Psikoterapist Buket Alkaş, 'Disleksi'nin zekası normal ya da normalin üstünde olan bireylerde görülen beynin bilgiyi algılama, işleme, depolama ve kullanma becerisini etkileyen nörolojik kökenli gelişimsel bir farklılık olduğunu söyledi. Alkaş, şöyle konuştu:
"Disleksi kesinlikle bir hastalık değildir. Çocuğunuz okumayı öğrenirken zorlanıyorsa, okuma hızı düşükse, okurken kelimeleri değiştiriyor satır atlıyorsa, b-d-p, 3-8, 21-12 gibi harf ve rakamları ters okuyorsa, sıralı ezber gerektiren konuları, çarpım tablosu ve ritmik saymayı, yönünü, zamanı, takvimi öğrenmekte zorlanıyorsa, ayakkabı bağlamak, kalem, kaşık tutmak gibi ince motor işlevlerinde güçlük çekiyorsa çocuğunuzda öğrenme güçlüğü yaygın bilinen adıyla disleksi olabilir."

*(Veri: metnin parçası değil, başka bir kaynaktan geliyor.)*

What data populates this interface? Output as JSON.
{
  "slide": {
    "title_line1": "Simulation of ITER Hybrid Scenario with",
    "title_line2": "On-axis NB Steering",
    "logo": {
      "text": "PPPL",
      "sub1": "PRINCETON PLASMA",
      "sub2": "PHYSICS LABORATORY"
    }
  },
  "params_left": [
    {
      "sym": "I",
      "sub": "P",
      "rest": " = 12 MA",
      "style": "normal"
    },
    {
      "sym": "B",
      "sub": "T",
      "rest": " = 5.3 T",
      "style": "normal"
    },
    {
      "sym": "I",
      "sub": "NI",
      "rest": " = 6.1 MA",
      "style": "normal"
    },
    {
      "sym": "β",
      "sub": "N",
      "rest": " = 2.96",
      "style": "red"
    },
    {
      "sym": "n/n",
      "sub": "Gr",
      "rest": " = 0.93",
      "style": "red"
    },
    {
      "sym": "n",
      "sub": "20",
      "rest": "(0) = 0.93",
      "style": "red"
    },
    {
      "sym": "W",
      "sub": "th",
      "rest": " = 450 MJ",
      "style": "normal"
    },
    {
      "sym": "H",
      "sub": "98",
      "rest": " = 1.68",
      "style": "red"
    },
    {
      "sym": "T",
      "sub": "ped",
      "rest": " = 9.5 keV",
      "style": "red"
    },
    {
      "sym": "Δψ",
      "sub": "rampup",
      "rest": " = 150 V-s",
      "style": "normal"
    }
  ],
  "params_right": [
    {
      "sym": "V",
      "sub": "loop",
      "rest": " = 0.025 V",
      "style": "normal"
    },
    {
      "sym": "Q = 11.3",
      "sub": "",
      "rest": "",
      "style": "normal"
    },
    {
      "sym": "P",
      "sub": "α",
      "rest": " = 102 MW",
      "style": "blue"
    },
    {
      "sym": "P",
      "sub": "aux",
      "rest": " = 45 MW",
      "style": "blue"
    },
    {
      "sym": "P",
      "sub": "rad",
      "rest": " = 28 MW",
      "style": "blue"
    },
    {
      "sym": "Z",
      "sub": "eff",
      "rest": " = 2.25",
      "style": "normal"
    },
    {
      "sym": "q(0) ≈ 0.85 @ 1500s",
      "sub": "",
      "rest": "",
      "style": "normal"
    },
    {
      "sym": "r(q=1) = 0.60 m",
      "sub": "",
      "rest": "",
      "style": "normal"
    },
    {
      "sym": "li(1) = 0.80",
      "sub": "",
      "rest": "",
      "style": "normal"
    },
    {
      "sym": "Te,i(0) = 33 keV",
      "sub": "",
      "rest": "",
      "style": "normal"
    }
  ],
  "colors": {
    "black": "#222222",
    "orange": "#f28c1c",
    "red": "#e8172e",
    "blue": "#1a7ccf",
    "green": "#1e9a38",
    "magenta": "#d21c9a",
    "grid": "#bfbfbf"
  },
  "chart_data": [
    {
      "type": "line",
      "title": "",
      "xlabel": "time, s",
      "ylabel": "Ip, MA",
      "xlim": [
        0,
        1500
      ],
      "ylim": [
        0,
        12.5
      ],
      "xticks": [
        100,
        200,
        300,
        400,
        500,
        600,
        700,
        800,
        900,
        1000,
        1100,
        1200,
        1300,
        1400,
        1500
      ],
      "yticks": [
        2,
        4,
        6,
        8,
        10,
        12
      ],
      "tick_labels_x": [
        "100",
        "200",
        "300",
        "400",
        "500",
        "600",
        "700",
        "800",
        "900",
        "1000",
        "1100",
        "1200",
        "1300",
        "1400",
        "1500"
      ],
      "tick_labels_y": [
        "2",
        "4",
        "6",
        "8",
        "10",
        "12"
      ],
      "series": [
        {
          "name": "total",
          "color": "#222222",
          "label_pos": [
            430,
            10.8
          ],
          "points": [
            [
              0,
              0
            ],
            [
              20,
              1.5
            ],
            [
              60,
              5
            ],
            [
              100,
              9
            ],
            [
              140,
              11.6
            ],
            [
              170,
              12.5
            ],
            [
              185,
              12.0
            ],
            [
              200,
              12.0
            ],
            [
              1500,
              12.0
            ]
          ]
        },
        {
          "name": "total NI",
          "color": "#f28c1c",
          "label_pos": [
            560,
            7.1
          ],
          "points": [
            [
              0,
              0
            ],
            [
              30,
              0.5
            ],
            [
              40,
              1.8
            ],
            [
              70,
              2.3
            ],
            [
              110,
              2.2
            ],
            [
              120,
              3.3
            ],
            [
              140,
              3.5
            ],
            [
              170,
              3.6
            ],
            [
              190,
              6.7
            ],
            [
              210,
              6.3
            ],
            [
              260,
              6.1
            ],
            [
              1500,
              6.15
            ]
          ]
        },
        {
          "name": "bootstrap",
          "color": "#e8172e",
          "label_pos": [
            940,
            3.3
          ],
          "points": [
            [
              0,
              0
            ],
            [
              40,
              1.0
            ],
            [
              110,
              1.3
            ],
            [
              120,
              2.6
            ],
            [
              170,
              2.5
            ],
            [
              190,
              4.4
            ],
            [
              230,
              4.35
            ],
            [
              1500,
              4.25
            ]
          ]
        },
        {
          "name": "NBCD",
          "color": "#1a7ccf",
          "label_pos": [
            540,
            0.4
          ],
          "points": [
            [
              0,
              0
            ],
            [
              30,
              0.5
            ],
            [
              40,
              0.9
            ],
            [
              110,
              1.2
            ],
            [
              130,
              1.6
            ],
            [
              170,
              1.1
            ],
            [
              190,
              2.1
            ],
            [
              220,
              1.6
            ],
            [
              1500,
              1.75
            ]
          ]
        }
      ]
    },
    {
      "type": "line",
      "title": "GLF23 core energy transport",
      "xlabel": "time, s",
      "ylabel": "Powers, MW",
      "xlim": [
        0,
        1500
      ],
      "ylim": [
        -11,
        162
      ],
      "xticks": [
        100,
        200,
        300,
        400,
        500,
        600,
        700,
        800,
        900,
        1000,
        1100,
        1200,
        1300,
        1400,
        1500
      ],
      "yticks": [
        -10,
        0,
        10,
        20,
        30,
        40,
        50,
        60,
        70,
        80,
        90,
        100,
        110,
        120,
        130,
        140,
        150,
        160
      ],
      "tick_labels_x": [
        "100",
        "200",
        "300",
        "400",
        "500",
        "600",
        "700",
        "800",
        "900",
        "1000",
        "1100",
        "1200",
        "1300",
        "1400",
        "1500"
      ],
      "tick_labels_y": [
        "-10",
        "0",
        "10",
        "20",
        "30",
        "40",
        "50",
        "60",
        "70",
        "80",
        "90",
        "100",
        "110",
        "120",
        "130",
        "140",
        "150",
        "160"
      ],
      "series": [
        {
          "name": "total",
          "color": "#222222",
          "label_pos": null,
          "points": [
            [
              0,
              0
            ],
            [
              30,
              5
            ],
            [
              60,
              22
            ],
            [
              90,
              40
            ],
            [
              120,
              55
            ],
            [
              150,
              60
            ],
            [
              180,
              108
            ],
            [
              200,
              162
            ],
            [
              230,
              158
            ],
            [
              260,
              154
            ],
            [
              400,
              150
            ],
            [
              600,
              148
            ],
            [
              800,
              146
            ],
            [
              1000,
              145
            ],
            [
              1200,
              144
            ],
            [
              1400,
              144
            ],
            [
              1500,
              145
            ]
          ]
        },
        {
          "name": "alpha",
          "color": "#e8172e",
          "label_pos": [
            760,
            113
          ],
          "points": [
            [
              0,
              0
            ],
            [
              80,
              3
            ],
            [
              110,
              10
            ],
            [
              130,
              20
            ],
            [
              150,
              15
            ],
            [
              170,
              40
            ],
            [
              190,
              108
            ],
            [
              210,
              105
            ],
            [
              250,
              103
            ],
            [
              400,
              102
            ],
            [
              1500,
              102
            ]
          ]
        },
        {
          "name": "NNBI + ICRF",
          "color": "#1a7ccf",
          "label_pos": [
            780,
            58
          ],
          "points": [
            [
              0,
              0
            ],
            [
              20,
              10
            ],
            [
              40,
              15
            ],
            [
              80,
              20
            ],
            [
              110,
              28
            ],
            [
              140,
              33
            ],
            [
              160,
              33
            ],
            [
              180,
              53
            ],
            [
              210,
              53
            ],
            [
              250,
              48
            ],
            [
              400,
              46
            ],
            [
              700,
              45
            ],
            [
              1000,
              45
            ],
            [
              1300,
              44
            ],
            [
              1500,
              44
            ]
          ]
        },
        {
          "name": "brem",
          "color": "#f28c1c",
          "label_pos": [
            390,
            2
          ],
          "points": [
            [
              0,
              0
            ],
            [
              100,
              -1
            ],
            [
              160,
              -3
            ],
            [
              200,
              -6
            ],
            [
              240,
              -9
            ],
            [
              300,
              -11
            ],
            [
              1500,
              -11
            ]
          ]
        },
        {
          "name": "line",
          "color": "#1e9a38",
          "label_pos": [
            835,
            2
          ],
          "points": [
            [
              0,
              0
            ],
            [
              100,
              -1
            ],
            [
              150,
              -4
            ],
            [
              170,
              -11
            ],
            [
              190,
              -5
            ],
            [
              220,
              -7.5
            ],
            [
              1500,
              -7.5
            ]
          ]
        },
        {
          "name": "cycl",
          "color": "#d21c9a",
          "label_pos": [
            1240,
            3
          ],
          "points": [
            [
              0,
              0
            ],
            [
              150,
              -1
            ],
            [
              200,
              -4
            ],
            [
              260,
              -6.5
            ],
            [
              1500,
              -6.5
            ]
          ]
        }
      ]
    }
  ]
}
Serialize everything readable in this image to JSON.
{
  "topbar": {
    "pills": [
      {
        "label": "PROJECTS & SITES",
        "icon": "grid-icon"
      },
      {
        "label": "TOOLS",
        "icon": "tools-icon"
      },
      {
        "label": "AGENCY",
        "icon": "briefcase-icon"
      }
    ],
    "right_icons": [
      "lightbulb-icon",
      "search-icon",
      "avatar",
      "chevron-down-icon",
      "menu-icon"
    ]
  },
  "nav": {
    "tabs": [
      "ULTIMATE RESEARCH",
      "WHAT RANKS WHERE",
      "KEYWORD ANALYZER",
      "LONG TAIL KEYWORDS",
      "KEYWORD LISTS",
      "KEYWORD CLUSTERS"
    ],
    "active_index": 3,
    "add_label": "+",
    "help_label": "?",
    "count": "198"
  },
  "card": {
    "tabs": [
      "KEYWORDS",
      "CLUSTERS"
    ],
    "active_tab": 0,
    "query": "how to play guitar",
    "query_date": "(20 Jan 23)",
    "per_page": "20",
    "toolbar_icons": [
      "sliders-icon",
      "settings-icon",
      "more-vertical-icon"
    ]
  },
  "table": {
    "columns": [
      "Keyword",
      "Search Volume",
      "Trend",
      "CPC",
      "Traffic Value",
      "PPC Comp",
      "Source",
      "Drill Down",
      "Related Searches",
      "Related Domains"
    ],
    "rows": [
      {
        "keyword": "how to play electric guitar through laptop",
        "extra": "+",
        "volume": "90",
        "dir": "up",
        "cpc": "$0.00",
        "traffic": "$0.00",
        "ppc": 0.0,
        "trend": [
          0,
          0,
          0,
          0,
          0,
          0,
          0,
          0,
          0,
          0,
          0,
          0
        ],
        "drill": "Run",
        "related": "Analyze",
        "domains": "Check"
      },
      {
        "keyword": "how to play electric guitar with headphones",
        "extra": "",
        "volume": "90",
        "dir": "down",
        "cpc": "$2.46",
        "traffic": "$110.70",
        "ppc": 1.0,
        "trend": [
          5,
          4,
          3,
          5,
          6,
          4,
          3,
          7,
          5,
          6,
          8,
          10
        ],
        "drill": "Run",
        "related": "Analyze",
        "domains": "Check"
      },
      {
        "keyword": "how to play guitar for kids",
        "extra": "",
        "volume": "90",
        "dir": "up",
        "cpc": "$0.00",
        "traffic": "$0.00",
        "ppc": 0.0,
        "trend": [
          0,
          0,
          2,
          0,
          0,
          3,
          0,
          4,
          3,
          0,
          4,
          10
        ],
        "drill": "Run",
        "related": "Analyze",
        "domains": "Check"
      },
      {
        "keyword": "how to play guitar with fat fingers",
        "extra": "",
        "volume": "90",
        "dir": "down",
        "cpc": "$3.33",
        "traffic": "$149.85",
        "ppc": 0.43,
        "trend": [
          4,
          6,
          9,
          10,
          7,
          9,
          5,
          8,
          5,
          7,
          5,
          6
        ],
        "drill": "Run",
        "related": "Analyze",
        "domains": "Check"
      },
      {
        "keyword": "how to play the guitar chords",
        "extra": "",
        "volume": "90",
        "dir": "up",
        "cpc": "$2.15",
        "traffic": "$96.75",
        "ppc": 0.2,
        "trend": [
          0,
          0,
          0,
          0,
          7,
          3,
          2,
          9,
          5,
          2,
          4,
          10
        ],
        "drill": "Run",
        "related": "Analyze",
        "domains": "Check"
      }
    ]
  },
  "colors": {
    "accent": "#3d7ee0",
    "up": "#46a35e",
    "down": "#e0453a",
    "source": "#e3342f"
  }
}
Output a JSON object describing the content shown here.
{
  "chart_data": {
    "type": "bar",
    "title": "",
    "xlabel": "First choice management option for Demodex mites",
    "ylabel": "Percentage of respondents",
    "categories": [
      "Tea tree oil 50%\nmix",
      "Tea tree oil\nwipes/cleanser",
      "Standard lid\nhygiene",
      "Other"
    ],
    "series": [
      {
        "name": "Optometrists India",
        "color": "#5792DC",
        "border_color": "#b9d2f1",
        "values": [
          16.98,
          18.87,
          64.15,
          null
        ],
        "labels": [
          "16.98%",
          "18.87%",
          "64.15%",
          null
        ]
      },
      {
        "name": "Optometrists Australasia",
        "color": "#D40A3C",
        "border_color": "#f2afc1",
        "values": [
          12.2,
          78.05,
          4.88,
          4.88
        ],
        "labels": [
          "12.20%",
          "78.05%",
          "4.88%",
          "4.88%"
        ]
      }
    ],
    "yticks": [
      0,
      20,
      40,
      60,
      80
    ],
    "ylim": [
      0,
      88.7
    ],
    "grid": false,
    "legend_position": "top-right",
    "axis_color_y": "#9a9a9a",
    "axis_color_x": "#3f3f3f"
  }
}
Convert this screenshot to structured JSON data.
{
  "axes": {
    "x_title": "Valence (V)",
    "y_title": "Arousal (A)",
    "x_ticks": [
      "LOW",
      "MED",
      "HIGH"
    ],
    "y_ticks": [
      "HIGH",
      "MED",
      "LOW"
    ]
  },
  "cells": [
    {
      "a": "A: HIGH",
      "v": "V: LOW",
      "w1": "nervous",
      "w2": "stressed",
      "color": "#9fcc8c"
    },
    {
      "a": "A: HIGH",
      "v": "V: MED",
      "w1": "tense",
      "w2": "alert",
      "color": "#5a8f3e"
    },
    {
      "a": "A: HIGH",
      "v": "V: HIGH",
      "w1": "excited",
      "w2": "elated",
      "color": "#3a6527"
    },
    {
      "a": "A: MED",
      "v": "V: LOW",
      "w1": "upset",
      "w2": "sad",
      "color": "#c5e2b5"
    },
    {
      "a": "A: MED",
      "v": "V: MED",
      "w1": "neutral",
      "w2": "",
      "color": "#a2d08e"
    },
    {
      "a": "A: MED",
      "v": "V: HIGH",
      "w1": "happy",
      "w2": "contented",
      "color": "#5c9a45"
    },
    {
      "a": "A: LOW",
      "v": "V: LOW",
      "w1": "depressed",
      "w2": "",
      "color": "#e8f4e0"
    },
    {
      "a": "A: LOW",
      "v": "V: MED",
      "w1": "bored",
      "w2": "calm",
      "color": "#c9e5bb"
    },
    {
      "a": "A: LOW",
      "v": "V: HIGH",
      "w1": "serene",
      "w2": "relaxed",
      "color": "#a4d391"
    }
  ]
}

Öğrenme güçlüğünün çoğunlukla ilkokul döneminde fark edilidğini dile getiren Alkaş, "Öğrenme güçlüğü görülme sıklığı yüzde 10'dur. Bu tanıyı alan çocukların yüzde 10-12'sinde dikkat eksikliği ve hiperaktivite bozukluğunun da birlikte görüldüğünü ortaya koymaktadır. Erken çocukluk döneminde dil gelişiminde gecikme, konuşma bozuklukları, algısal yeteneklerde zayıflık, bellek ve dikkat sorunlarıyla kendini göstermektedir. Doğum ile başlar eğitim süreci içerisinde edinilen bir farklılık değildir. Bu çocuklar için erken tanı ve özel eğitim desteği çok önemlidir" diye konuştu.
Alkaş, akademik başarı odaklı aileleri ve öğretmenleri ile karşılaştıkları sorunların sosyal anlamda yaşadıkları güçlüklerin, maruz kaldıkları akran baskısının bu çocuklarda erken okul terkine neden olduğunu söyledi. Alkaş, şöyle devam etti:
"Tabii ki çocuğun sahip olduğu hakların dışında en fazla ihtiyaç duyduğu şey; öncelikle aileleri tarafından kabul edilmektir. Sonrasında bireysel farklılıklarını ve ihtiyaçlarını kabul edebilen ve duygusal olarak onlara güvenli bir eğitim ortamı sağlayabilen eğitimcilere ihtiyaçları vardır. Çocuğun güçlü yönleri desteklenmeli, benlik saygısı zedelenmemelidir. Okul, öğretmen ve başarı aile ve çocuk arasındaki etkileşimde çatışma kaynağı olmamalıdır."